May be I have a Performance problem with cudaMemcpyToArray
I am trying to do some imageprocessing with CUDA and i wrote my code into a .dll (this part works fine now)
But i think i have some performance problem, when i use cudaMemcpyToArray.

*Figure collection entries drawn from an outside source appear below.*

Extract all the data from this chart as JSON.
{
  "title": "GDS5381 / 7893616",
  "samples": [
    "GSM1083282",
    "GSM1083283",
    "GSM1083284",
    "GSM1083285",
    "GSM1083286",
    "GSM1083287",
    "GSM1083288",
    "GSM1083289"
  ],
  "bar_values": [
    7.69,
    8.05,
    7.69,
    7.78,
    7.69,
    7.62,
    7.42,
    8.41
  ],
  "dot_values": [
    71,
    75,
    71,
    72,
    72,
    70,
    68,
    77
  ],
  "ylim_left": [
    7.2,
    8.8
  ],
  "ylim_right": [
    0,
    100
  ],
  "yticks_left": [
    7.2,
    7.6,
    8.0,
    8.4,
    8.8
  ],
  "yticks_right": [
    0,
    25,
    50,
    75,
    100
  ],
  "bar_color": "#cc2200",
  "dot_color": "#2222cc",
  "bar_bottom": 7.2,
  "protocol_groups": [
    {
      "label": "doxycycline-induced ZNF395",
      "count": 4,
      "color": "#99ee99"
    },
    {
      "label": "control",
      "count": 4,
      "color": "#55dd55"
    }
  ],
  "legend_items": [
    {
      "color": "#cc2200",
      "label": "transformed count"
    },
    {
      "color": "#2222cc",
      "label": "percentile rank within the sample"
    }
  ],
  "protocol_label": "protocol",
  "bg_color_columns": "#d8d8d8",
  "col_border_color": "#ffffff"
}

struct ImageDataForProcessing
{
unsigned char *pInImage; // 704*576*3
unsigned char *pOutImage; // 704*576*3
};
extern "C" _declspec(dllexport) void
CIPDLL_ProcessImageData( ImageDataForProcessing data )
{
unsigned char *pcInputImage;
cudaMalloc( (void**) &pcInputImage, 704*576*3 );
unsigned char *tempUChar4Image;
cudaMalloc( (void**) &tempUChar4Image, 704*576*4 );
// The exec. time of following call is about: ~0.03ms
cudaMemcpy(pcInputImage, data.pInImage, 704*576*3, cudaMemcpyHostToDevice);
// The exec. time of following call is also about: ~0.03ms
CopyFromUChar3ToUchar4<<<gridDim_2D, blockDim_2D>>>(pcInputImage, tempUChar4Image);
cudaArray *pca_NewImage;
cudaChannelFormatDesc channelDescUchar4 = cudaCreateChannelDesc<uchar4>();
cudaMallocArray( &pca_NewImage, &channelDescUchar4, 704, 576 );
//The exec. time of following call is about: ~2.7ms
cudaMemcpyToArray(pca_NewImage, 0, 0, tempUChar4Image, 704*576*4, cudaMemcpyDeviceToDevice);
...
}
Does anyone have an idea, why the cudaMemcpyToArray needs so much more time compared to cudaMemcpy or kernel call?
Thanks for your help!